Shortly before Charles’ sentence was to end, he threw a party for all the correctional officers as a thank you for their hospitality. But he had laced their food and drinks with sedatives so as to simply walk out of jail once they fell asleep. Inspector Madhukar Zende (now 83 and retired with the rank of Assistant Commissioner Police) from the Mumbai police caught up with Charles in a restaurant in Goa, after which his prison term was extended by ten years, just as Charles had hoped. After all, the Thai arrest warrant against him was only valid for up to 20 years. Thus, when Charles was released in 1997, he returned to Paris, France, as a free man, where he promoted his infamy.

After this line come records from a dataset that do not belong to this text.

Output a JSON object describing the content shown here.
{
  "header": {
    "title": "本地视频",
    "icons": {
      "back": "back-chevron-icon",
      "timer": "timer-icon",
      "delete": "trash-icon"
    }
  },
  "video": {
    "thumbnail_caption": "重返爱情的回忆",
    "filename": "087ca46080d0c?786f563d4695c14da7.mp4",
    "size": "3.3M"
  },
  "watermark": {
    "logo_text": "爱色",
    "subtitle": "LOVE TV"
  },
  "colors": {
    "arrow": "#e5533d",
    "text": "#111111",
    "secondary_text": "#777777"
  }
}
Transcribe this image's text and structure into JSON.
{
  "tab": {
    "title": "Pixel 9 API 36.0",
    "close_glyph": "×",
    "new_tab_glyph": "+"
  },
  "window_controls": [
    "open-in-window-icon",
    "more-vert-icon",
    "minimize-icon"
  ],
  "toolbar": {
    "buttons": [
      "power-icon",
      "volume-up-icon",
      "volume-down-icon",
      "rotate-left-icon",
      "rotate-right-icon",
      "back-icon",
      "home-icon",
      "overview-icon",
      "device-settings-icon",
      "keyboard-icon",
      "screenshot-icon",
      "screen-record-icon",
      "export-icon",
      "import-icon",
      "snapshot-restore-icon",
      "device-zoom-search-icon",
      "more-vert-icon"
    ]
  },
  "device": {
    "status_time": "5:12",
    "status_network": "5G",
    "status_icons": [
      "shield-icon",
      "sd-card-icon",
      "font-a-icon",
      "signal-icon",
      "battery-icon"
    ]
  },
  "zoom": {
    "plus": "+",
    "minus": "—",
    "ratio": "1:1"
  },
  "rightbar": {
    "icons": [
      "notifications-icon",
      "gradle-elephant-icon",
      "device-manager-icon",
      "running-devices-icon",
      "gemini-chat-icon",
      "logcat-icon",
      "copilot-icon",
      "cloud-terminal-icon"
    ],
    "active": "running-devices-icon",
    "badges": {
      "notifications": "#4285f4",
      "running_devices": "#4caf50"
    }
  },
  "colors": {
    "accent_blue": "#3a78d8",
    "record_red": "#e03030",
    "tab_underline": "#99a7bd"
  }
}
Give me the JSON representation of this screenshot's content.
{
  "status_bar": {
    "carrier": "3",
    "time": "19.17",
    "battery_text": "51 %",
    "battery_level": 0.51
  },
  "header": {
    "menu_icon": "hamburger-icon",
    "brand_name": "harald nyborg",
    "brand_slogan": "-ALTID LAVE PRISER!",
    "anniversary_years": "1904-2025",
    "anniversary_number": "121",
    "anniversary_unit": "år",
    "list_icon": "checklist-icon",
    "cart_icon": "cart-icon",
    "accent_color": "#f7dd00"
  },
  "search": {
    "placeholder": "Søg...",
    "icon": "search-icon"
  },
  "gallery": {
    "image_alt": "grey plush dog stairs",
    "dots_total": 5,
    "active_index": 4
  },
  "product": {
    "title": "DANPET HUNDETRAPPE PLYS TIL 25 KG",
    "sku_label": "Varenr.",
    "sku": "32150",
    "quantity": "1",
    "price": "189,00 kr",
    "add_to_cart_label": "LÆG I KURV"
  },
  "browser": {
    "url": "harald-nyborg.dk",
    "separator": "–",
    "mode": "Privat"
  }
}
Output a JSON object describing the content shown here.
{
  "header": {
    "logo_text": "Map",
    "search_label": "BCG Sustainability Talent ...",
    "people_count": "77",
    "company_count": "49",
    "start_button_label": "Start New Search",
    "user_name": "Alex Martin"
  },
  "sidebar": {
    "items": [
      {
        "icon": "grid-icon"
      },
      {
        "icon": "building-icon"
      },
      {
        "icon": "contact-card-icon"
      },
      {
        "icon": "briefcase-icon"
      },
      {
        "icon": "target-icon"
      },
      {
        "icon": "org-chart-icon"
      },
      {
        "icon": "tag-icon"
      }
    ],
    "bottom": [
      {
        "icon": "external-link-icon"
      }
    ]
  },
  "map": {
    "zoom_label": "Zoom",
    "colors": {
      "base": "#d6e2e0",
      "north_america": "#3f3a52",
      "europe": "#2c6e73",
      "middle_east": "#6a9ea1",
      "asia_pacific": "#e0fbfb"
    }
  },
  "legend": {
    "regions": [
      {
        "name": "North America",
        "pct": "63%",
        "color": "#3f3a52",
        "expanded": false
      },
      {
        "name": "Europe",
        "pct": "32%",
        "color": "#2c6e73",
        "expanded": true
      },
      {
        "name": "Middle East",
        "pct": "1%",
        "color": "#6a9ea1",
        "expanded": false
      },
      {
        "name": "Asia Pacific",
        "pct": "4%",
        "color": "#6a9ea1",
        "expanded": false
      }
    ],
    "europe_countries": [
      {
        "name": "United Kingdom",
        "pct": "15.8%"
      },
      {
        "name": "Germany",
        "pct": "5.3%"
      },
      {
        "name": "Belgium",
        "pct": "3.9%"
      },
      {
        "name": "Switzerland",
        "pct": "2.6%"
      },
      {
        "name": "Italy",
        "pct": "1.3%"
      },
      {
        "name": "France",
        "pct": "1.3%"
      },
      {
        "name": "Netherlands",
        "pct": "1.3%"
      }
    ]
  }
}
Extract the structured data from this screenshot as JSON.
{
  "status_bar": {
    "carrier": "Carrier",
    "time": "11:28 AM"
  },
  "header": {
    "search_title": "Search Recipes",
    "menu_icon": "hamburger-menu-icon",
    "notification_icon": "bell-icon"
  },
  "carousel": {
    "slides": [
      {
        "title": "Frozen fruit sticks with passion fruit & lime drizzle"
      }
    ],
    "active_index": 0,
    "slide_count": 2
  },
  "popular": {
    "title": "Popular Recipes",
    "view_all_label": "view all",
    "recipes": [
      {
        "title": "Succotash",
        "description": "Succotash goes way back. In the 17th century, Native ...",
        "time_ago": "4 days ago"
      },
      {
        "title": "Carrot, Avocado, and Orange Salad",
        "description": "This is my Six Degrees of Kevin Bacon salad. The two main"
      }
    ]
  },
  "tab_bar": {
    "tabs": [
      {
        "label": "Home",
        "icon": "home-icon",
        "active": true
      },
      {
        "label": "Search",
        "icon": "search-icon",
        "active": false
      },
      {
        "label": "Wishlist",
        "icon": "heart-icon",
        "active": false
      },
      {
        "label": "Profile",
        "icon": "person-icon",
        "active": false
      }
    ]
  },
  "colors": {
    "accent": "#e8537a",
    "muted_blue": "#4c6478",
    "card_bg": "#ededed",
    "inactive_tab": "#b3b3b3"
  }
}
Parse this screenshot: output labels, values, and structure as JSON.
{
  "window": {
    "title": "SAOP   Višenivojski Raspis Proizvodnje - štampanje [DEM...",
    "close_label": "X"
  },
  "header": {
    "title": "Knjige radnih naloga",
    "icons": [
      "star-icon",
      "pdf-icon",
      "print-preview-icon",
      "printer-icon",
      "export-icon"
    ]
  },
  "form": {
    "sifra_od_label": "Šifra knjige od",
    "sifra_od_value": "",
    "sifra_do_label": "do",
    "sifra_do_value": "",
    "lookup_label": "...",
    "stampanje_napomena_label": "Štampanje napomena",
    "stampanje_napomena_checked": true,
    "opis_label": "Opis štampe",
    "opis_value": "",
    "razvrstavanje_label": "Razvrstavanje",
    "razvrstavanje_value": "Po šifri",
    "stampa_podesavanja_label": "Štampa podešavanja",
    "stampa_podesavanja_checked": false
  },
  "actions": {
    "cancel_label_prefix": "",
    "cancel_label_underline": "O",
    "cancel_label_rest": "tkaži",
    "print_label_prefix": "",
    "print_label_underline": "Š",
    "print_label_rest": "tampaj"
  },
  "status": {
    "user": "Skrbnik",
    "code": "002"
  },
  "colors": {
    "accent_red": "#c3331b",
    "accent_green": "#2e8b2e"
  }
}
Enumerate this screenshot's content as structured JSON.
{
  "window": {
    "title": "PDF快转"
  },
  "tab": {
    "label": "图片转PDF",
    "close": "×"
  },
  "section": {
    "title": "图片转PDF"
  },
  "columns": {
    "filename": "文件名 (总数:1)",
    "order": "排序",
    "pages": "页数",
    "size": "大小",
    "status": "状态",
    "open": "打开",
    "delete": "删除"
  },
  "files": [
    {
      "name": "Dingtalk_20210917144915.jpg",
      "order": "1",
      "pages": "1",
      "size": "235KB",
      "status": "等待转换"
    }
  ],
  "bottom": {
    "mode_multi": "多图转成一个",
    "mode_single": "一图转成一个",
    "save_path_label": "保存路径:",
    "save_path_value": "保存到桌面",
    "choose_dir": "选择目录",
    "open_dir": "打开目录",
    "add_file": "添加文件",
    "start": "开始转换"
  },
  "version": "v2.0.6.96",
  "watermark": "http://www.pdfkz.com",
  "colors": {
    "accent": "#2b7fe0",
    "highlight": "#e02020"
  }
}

Charles Sobhraj, for reasons unknown to anyone but him, returned to Kathmandu, Nepal, in 2003, where he was swiftly arrested for the 1975 murders of tourists Connie Jo Bronzich and Laurent Carrière in the city. A journalist from The Himalayan Times had recognized the criminal and published a report on him after two weeks of some careful following. Consequently, all the hard evidence Herman Knippenberg and Interpol had on him helped a Kathmandu district court sentence Charles Sobhraj to life in prison on August 20, 2004. To this day, at the age of 76, Charles remains behind bars in a Nepalese prison.